Employers across Canada are employing innovative methods to combat labour shortages, according to a Fraser Institute study.

“While the breadth of Canada’s labour shortage is debatable, tight labour markets exist in certain parts of the country, including Western Canada, where employers are taking steps to enhance their existing labour force without hiring new workers,” says Philip Cross, author of the study and former chief economic analyst for Statistics Canada.

More employers are encouraging employees to delay retirement and work longer hours with more overtime. Nearly one-third of Albertans, for example, work more than 50 hours a week.

In fact, the number of Alberta employees paid to work overtime rose by 57% over the past decade, and 60% in Saskatchewan, compared with a 3.3% rise in the rest of Canada.

But this strategy, notes the study, is unsustainable due to Canada’s rapidly aging population. The number of Canadians 65 years and older (the retirement years) rose to 5.1 million in 2013 from 3.8 million in 2003.

However, the aging workforce doesn’t always benefit young Canadians.

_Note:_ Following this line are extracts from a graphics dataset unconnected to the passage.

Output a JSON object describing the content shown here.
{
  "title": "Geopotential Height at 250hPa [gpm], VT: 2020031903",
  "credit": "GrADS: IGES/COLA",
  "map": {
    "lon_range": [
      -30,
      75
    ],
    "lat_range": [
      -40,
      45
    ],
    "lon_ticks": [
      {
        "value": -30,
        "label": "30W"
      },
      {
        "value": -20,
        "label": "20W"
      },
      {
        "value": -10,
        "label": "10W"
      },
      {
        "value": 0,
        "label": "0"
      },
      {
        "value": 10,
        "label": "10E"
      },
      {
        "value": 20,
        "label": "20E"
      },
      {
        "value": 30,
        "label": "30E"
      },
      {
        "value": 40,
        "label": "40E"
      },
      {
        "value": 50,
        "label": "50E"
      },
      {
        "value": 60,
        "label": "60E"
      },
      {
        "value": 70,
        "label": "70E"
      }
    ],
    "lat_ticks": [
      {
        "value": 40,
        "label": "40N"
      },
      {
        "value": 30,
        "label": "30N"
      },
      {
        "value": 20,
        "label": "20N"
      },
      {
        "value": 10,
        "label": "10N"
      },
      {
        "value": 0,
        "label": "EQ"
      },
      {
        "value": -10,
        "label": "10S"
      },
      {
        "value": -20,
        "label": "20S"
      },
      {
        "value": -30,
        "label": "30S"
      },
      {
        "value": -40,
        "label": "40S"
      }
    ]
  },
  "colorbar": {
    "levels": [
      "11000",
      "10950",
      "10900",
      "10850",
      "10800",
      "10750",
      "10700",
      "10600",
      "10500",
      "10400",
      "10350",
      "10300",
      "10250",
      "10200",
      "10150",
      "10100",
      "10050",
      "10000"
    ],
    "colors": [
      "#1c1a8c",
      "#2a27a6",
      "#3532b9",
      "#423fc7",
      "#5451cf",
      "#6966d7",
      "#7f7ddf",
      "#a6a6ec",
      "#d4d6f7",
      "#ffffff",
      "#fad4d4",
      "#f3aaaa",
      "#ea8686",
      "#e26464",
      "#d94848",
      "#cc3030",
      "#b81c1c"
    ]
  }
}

The employment rate for young high school graduates with a post-secondary certificate or diploma (from a trade school, for example) is 77.2% compared with 71.8% for university graduates, and their unemployment rates are 7.3% and 9.1%, respectively. Among young Canadians with a graduate degree, the unemployment rate rises to 9.4%.

But the study notes that many university graduates lack the skills necessary for available jobs in construction or the trades, a worrying trend for employers.

“A portion of university graduates are trained for jobs that are unavailable while employers are seeking workers for jobs where labour is scarce,” he explains.

Because employers are reluctant to hire young people who lack the right skills, and are increasingly reluctant to provide in-house training, there’s a large gap between adult and youth unemployment in Canada.

Ottawa’s recent decision to tighten restrictions on the Temporary Foreign Worker program will place added strain on the Canadian labour market.

“The Temporary Foreign Worker program has helped alleviate labour shortages in certain locations across Canada and in certain industries. But the new red tape and increased fees will likely discourage many employers from participating in the program,” Cross says.

Finally, on the wage front, tight labour markets in resource-rich provinces (Alberta, Saskatchewan and Newfoundland and Labrador) are driving up wages while the rest of the country has seen only modest wage gains.